Un uomo di 60 anni è stato arrestato dai Carabinieri della Compagnia di Chiari, accusato di maltrattamenti in famiglia. La vicenda, drammatica e inquietante, ha coinvolto la moglie e la figlia dell’uomo, già costrette a lasciare la loro abitazione per sfuggire alle sue violenze.
Dettagli dell’episodio
La mattina di domenica 21 giugno, l’uomo ha simulato un grave malore al petto davanti alla propria abitazione, chiedendo a una vicina di contattare la moglie e la figlia per farsi accompagnare al Pronto Soccorso di Iseo. Le due donne, già allertate in precedenza riguardo ai comportamenti violenti del 60enne e attualmente in una struttura ricettiva per motivi di sicurezza, si sono precipitate in suo aiuto.
Tuttavia, una volta giunte nei pressi dell’ospedale, l’uomo ha cambiato atteggiamento, aggredendo fisicamente la figlia e minacciando entrambe le donne con un coltello a serramanico.

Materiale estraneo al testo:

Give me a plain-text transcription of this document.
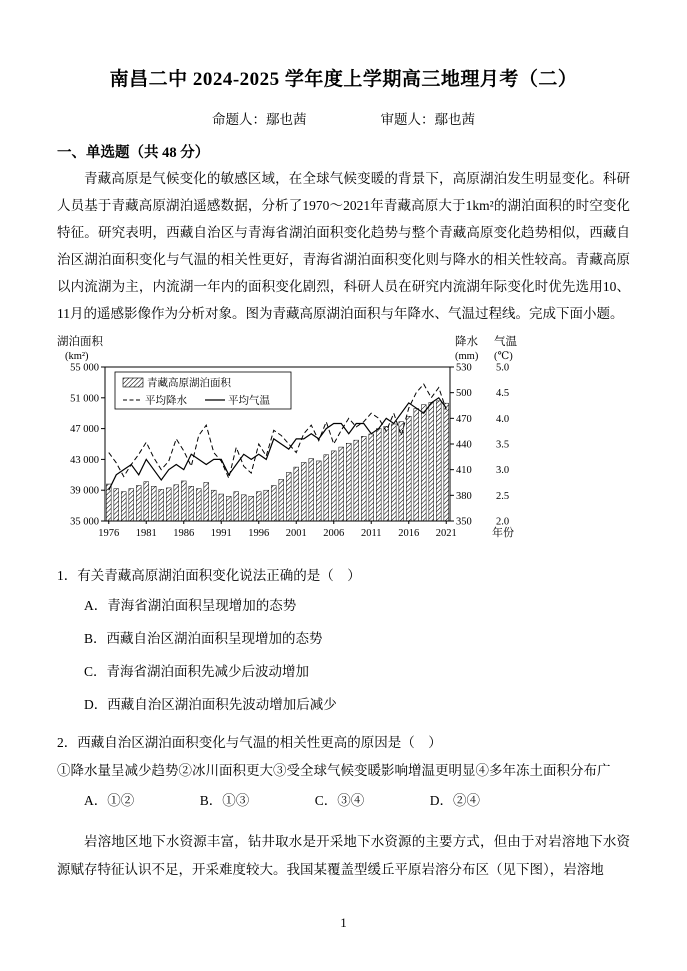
南昌二中 2024-2025 学年度上学期高三地理月考（二）
命题人：鄢也茜	审题人：鄢也茜
一、单选题（共 48 分）
青藏高原是气候变化的敏感区域，在全球气候变暖的背景下，高原湖泊发生明显变化。科研人员基于青藏高原湖泊遥感数据，分析了1970～2021年青藏高原大于1km²的湖泊面积的时空变化特征。研究表明，西藏自治区与青海省湖泊面积变化趋势与整个青藏高原变化趋势相似，西藏自治区湖泊面积变化与气温的相关性更好，青海省湖泊面积变化则与降水的相关性较高。青藏高原以内流湖为主，内流湖一年内的面积变化剧烈，科研人员在研究内流湖年际变化时优先选用10、11月的遥感影像作为分析对象。图为青藏高原湖泊面积与年降水、气温过程线。完成下面小题。
湖泊面积
(km²)
降水
(mm)
气温
(℃)
35 000
39 000
43 000
47 000
51 000
55 000
350
380
410
440
470
500
530
2.0
2.5
3.0
3.5
4.0
4.5
5.0
1976 1981 1986 1991 1996 2001 2006 2011 2016 2021	年份
青藏高原湖泊面积
平均降水	平均气温
1．有关青藏高原湖泊面积变化说法正确的是（　）
A．青海省湖泊面积呈现增加的态势
B．西藏自治区湖泊面积呈现增加的态势
C．青海省湖泊面积先减少后波动增加
D．西藏自治区湖泊面积先波动增加后减少
2．西藏自治区湖泊面积变化与气温的相关性更高的原因是（　）
①降水量呈减少趋势②冰川面积更大③受全球气候变暖影响增温更明显④多年冻土面积分布广
A．①②	B．①③	C．③④	D．②④
岩溶地区地下水资源丰富，钻井取水是开采地下水资源的主要方式，但由于对岩溶地下水资源赋存特征认识不足，开采难度较大。我国某覆盖型缓丘平原岩溶分布区（见下图），岩溶地
1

Le vittime sono riuscite a scappare, rifugiandosi nella loro auto e contattando il Numero Unico di Emergenza 112.
I Carabinieri della Sezione Radiomobile di Chiari sono intervenuti rapidamente e hanno arrestato l’uomo mentre tentava di allontanarsi a piedi. Durante la perquisizione, è stato sequestrato un coltello a serramanico di 18,5 centimetri, con una lama di 8,5 centimetri, ritenuto l’arma utilizzata per le minacce. Dopo le formalità di rito, il 60enne è stato trasferito presso la Casa Circondariale di Brescia, dove rimane a disposizione dell’Autorità Giudiziaria in attesa dell’udienza di convalida.